No cabe duda de que el separatismo cosechó su principal éxito el 1 de octubre de 2017. En absoluto por méritos propios, sino por la insensatez, la necedad y el cortoplacismo de quienes consideraron acertado enviar unidades antidisturbios a los improvisados colegios electorales. Desde la Moncloa se intentó subsanar el fracaso de los servicios de información anteponiendo la fuerza a la inteligencia política. El resultado fue desastroso, en menos de veinte cuatro horas el separatismo consiguió lo inesperado.
Las portadas de los diarios de toda Europa reflejaban la torpe intervención de los uniformados concediendo a expertos propagandistas la ocasión de tachar al Estado de autoritario y dictatorial. La diplomacia española tuvo que ir a remolque invalidando cualquier estrategia preventiva. Se consiguió limitar los daños gracias al carisma de Josep Borrell y la reconversión de España Global en un instrumento virtuoso, pero el daño estaba hecho. Los aspavientos y la gesticulación de Raúl Romeva, ex consejero de Asuntos Internacionales, al ser entrevistado por la BBC en 2015 quedaban como un lejano recuerdo.

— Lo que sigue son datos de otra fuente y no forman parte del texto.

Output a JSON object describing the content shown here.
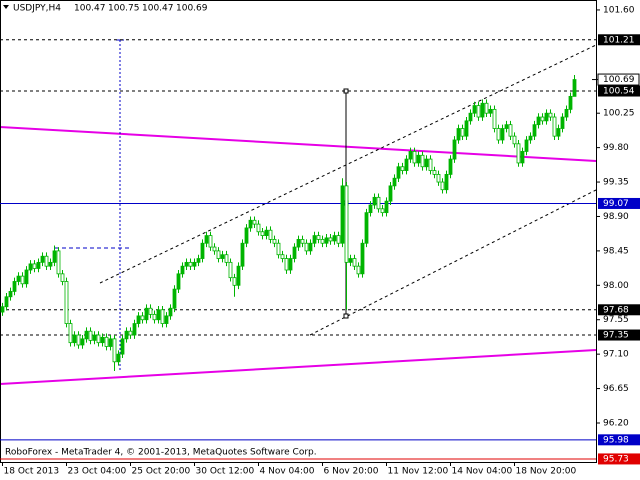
{
  "chart_data": {
    "type": "candlestick",
    "title": "USDJPY,H4",
    "footer": "RoboForex - MetaTrader 4, © 2001-2013, MetaQuotes Software Corp.",
    "categories": [
      "18 Oct 2013",
      null,
      null,
      null,
      null,
      null,
      null,
      null,
      null,
      null,
      null,
      null,
      null,
      null,
      null,
      null,
      "23 Oct 04:00",
      null,
      null,
      null,
      null,
      null,
      null,
      null,
      null,
      null,
      null,
      null,
      null,
      null,
      null,
      null,
      "25 Oct 20:00",
      null,
      null,
      null,
      null,
      null,
      null,
      null,
      null,
      null,
      null,
      null,
      null,
      null,
      null,
      null,
      "30 Oct 12:00",
      null,
      null,
      null,
      null,
      null,
      null,
      null,
      null,
      null,
      null,
      null,
      null,
      null,
      null,
      null,
      "4 Nov 04:00",
      null,
      null,
      null,
      null,
      null,
      null,
      null,
      null,
      null,
      null,
      null,
      null,
      null,
      null,
      null,
      "6 Nov 20:00",
      null,
      null,
      null,
      null,
      null,
      null,
      null,
      null,
      null,
      null,
      null,
      null,
      null,
      null,
      null,
      "11 Nov 12:00",
      null,
      null,
      null,
      null,
      null,
      null,
      null,
      null,
      null,
      null,
      null,
      null,
      null,
      null,
      null,
      "14 Nov 04:00",
      null,
      null,
      null,
      null,
      null,
      null,
      null,
      null,
      null,
      null,
      null,
      null,
      null,
      null,
      null,
      "18 Nov 20:00",
      null,
      null,
      null,
      null,
      null,
      null,
      null,
      null,
      null,
      null,
      null,
      null,
      null,
      null,
      null
    ],
    "open": [
      97.65,
      97.72,
      97.85,
      97.92,
      98.05,
      98.12,
      98.02,
      98.2,
      98.28,
      98.22,
      98.3,
      98.38,
      98.25,
      98.3,
      98.45,
      98.15,
      98.05,
      97.5,
      97.25,
      97.35,
      97.22,
      97.3,
      97.4,
      97.28,
      97.35,
      97.25,
      97.32,
      97.2,
      97.3,
      97.0,
      97.1,
      97.3,
      97.4,
      97.35,
      97.5,
      97.6,
      97.55,
      97.7,
      97.62,
      97.55,
      97.68,
      97.5,
      97.6,
      97.7,
      97.95,
      98.15,
      98.25,
      98.3,
      98.25,
      98.3,
      98.35,
      98.55,
      98.65,
      98.5,
      98.45,
      98.35,
      98.4,
      98.3,
      98.1,
      98.0,
      98.25,
      98.55,
      98.75,
      98.85,
      98.8,
      98.7,
      98.65,
      98.72,
      98.6,
      98.55,
      98.4,
      98.35,
      98.2,
      98.35,
      98.5,
      98.6,
      98.55,
      98.45,
      98.55,
      98.65,
      98.6,
      98.55,
      98.62,
      98.58,
      98.65,
      98.55,
      99.3,
      98.3,
      98.35,
      98.25,
      98.15,
      98.55,
      98.95,
      99.05,
      99.15,
      99.0,
      98.95,
      99.1,
      99.3,
      99.4,
      99.55,
      99.5,
      99.65,
      99.75,
      99.6,
      99.7,
      99.55,
      99.65,
      99.5,
      99.45,
      99.35,
      99.25,
      99.45,
      99.65,
      99.9,
      100.05,
      99.95,
      100.15,
      100.25,
      100.35,
      100.2,
      100.38,
      100.25,
      100.3,
      100.05,
      99.9,
      100.05,
      100.1,
      99.95,
      99.85,
      99.6,
      99.75,
      99.9,
      99.95,
      100.1,
      100.2,
      100.15,
      100.25,
      100.2,
      99.95,
      100.05,
      100.2,
      100.3,
      100.47
    ],
    "high": [
      97.77,
      97.9,
      97.97,
      98.1,
      98.17,
      98.17,
      98.25,
      98.33,
      98.33,
      98.35,
      98.43,
      98.43,
      98.35,
      98.52,
      98.5,
      98.2,
      98.1,
      97.55,
      97.4,
      97.4,
      97.35,
      97.45,
      97.45,
      97.4,
      97.4,
      97.37,
      97.37,
      97.35,
      97.35,
      97.15,
      97.35,
      97.45,
      97.45,
      97.55,
      97.65,
      97.65,
      97.75,
      97.75,
      97.67,
      97.73,
      97.73,
      97.65,
      97.75,
      98.0,
      98.2,
      98.3,
      98.35,
      98.35,
      98.35,
      98.4,
      98.6,
      98.7,
      98.7,
      98.55,
      98.5,
      98.45,
      98.45,
      98.35,
      98.15,
      98.3,
      98.6,
      98.8,
      98.9,
      98.9,
      98.85,
      98.75,
      98.77,
      98.77,
      98.65,
      98.6,
      98.45,
      98.4,
      98.4,
      98.55,
      98.65,
      98.65,
      98.6,
      98.6,
      98.7,
      98.7,
      98.65,
      98.67,
      98.67,
      98.7,
      98.7,
      99.4,
      99.35,
      98.4,
      98.4,
      98.3,
      98.6,
      99.0,
      99.1,
      99.2,
      99.2,
      99.05,
      99.15,
      99.35,
      99.45,
      99.6,
      99.6,
      99.7,
      99.8,
      99.8,
      99.75,
      99.75,
      99.7,
      99.7,
      99.55,
      99.5,
      99.4,
      99.5,
      99.7,
      99.95,
      100.1,
      100.1,
      100.2,
      100.3,
      100.4,
      100.4,
      100.43,
      100.43,
      100.35,
      100.35,
      100.1,
      100.1,
      100.15,
      100.15,
      100.0,
      99.9,
      99.8,
      99.95,
      100.0,
      100.15,
      100.25,
      100.25,
      100.3,
      100.3,
      100.25,
      100.1,
      100.25,
      100.35,
      100.52,
      100.75
    ],
    "low": [
      97.6,
      97.67,
      97.8,
      97.87,
      98.0,
      97.97,
      97.97,
      98.15,
      98.17,
      98.17,
      98.25,
      98.2,
      98.2,
      98.25,
      98.1,
      98.0,
      97.45,
      97.2,
      97.2,
      97.17,
      97.17,
      97.25,
      97.23,
      97.23,
      97.2,
      97.2,
      97.15,
      97.15,
      96.88,
      96.95,
      97.05,
      97.25,
      97.3,
      97.3,
      97.45,
      97.5,
      97.5,
      97.57,
      97.5,
      97.5,
      97.45,
      97.45,
      97.55,
      97.65,
      97.9,
      98.1,
      98.2,
      98.2,
      98.2,
      98.25,
      98.3,
      98.5,
      98.45,
      98.4,
      98.3,
      98.3,
      98.25,
      98.05,
      97.85,
      97.95,
      98.2,
      98.5,
      98.7,
      98.75,
      98.65,
      98.6,
      98.6,
      98.55,
      98.5,
      98.35,
      98.3,
      98.15,
      98.15,
      98.3,
      98.45,
      98.5,
      98.4,
      98.4,
      98.5,
      98.55,
      98.5,
      98.5,
      98.53,
      98.53,
      98.5,
      98.5,
      97.68,
      98.25,
      98.2,
      98.1,
      98.1,
      98.5,
      98.9,
      99.0,
      98.95,
      98.9,
      98.9,
      99.05,
      99.25,
      99.35,
      99.45,
      99.45,
      99.6,
      99.55,
      99.55,
      99.5,
      99.5,
      99.45,
      99.4,
      99.3,
      99.2,
      99.2,
      99.4,
      99.6,
      99.85,
      99.9,
      99.9,
      100.1,
      100.2,
      100.15,
      100.15,
      100.2,
      100.2,
      100.0,
      99.85,
      99.85,
      100.0,
      99.9,
      99.8,
      99.55,
      99.55,
      99.7,
      99.85,
      99.9,
      100.05,
      100.1,
      100.1,
      100.15,
      99.9,
      99.9,
      100.0,
      100.15,
      100.25,
      100.47
    ],
    "close": [
      97.72,
      97.85,
      97.92,
      98.05,
      98.12,
      98.02,
      98.2,
      98.28,
      98.22,
      98.3,
      98.38,
      98.25,
      98.3,
      98.45,
      98.15,
      98.05,
      97.5,
      97.25,
      97.35,
      97.22,
      97.3,
      97.4,
      97.28,
      97.35,
      97.25,
      97.32,
      97.2,
      97.3,
      97.0,
      97.1,
      97.3,
      97.4,
      97.35,
      97.5,
      97.6,
      97.55,
      97.7,
      97.62,
      97.55,
      97.68,
      97.5,
      97.6,
      97.7,
      97.95,
      98.15,
      98.25,
      98.3,
      98.25,
      98.3,
      98.35,
      98.55,
      98.65,
      98.5,
      98.45,
      98.35,
      98.4,
      98.3,
      98.1,
      98.0,
      98.25,
      98.55,
      98.75,
      98.85,
      98.8,
      98.7,
      98.65,
      98.72,
      98.6,
      98.55,
      98.4,
      98.35,
      98.2,
      98.35,
      98.5,
      98.6,
      98.55,
      98.45,
      98.55,
      98.65,
      98.6,
      98.55,
      98.62,
      98.58,
      98.65,
      98.55,
      99.3,
      98.3,
      98.35,
      98.25,
      98.15,
      98.55,
      98.95,
      99.05,
      99.15,
      99.0,
      98.95,
      99.1,
      99.3,
      99.4,
      99.55,
      99.5,
      99.65,
      99.75,
      99.6,
      99.7,
      99.55,
      99.65,
      99.5,
      99.45,
      99.35,
      99.25,
      99.45,
      99.65,
      99.9,
      100.05,
      99.95,
      100.15,
      100.25,
      100.35,
      100.2,
      100.38,
      100.25,
      100.3,
      100.05,
      99.9,
      100.05,
      100.1,
      99.95,
      99.85,
      99.6,
      99.75,
      99.9,
      99.95,
      100.1,
      100.2,
      100.15,
      100.25,
      100.2,
      99.95,
      100.05,
      100.2,
      100.3,
      100.47,
      100.69
    ],
    "up_color": "#00b400",
    "down_color": "#ffffff",
    "wick_color": "#00b400",
    "ylim": [
      95.69,
      101.73
    ],
    "yticks": [
      {
        "value": 101.6,
        "label": "101.60"
      },
      100.25,
      {
        "value": 99.8,
        "label": "99.80"
      },
      99.35,
      {
        "value": 98.9,
        "label": "98.90"
      },
      98.45,
      {
        "value": 98,
        "label": "98.00"
      },
      97.55,
      {
        "value": 97.1,
        "label": "97.10"
      },
      96.65,
      {
        "value": 96.2,
        "label": "96.20"
      }
    ],
    "levels": [
      {
        "value": 101.21,
        "color": "#000000",
        "style": "dashed",
        "label_color": "#000000"
      },
      {
        "value": 100.54,
        "color": "#000000",
        "style": "dashed",
        "label_color": "#000000"
      },
      {
        "value": 99.07,
        "color": "#0000c8",
        "style": "solid",
        "label_color": "#0000c8"
      },
      {
        "value": 97.68,
        "color": "#000000",
        "style": "dashed",
        "label_color": "#000000"
      },
      {
        "value": 97.35,
        "color": "#000000",
        "style": "dashed",
        "label_color": "#000000"
      },
      {
        "value": 95.98,
        "color": "#0000c8",
        "style": "solid",
        "label_color": "#0000c8"
      },
      {
        "value": 95.73,
        "color": "#e00000",
        "style": "solid",
        "label_color": "#e00000"
      }
    ],
    "grid": false
  }
}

Ocho años más tarde la denominada internalización se ha convertido en una opera buffa. Clara Ponsatì decidió no asistir a la presentación de un libro en Cataluña ante el riesgo de una posible detención. El ex mandatario autonómico necesita un mayor protagonismo que el simple liderazgo de JxCat. Ejercer como deus ex machina de una formación condenada a la irrelevancia le sentencia a un arrinconamiento mediático. De Comín hace tiempo que se perdió la pista. Además el entorno de los fugados confirma que “algunos estarían replanteándose su estancia belga, quieren regresar y estarían dispuestos a ingresar un tiempo en prisión”.
Mucho dependerá del resultado electoral del próximo 23 de julio. Los populares parecen intencionados a recuperarán el delito de sedición y Feijóo rescatará tanto en la campaña electoral como en el debate con Pedro Sánchez la concesión de los indultos. Asimismo, la presidencia del Consejo Europeo otorga a la Moncloa una proyección mediática de gran relevancia.
Mientras tanto el togado Llarena, salido victorioso del embate jurídico, sopesa si reactivar las euroorden y lograr la entrega por malversación agravada antes de la disolución del Parlamento Europeo en 2024. La pelota sigue rodando, pero el tiempo de descuento está a punto de finalizar.